The other item in the Journal concerned the fact that the monthly consumer confidence numbers that are generated by a University of Michigan survey are released two seconds early to those willing to pay for the privilege. Thomson Reuters paid $1.2mm per year for those rights, and they in turn charge clients extra for access to the early data. The WSJ seems to smell a rat in such arrangements even though the WSJ noted in the piece that they themselves pre-release some articles to higher paying subscribers. While insider trading is an insidious problem that should be enemy of any organization that has an interest in a healthy US economy (including the WSJ which has inexplicably published op eds that argue insider trading is a victimless crime and I've pointed out the error of their ways ), this consumer sentiment issue is actually a tempest in a teapot.

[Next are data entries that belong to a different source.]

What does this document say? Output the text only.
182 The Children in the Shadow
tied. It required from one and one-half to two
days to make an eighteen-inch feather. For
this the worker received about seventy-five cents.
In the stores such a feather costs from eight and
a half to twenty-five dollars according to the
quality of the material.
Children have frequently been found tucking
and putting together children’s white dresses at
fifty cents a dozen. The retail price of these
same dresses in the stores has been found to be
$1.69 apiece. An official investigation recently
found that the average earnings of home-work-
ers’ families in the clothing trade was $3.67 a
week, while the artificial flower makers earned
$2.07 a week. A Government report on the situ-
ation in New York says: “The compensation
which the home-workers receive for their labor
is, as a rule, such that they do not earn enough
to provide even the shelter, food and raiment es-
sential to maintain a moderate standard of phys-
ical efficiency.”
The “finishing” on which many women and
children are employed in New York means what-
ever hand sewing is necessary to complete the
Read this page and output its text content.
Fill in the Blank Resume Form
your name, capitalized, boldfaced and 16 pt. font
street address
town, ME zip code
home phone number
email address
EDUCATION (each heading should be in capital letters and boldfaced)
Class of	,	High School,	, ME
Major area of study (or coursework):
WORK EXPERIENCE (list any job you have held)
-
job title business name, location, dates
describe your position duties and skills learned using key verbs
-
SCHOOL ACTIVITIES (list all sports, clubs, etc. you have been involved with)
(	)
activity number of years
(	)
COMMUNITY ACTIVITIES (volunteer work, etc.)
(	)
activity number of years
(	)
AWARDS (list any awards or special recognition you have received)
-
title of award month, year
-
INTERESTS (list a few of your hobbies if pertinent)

First, the data itself is not unknown information, and therefore can't be considered 'inside'. There is an enormous correlation between last month's stock price movement and this month's consumer confidence, so the Michigan number is not new news. And second, if you still believe consumer confidence is new information, and you are aware, as you are now, that someone has the data two seconds before you do, don't trade in that two second window. In fact, just to be safe don't trade in the two second window ahead of any data release. It may be hard for traders to keep their trigger finger quiet for two seconds a day , but you know what? Years of yoga practice should have given them the serenity to do it by now.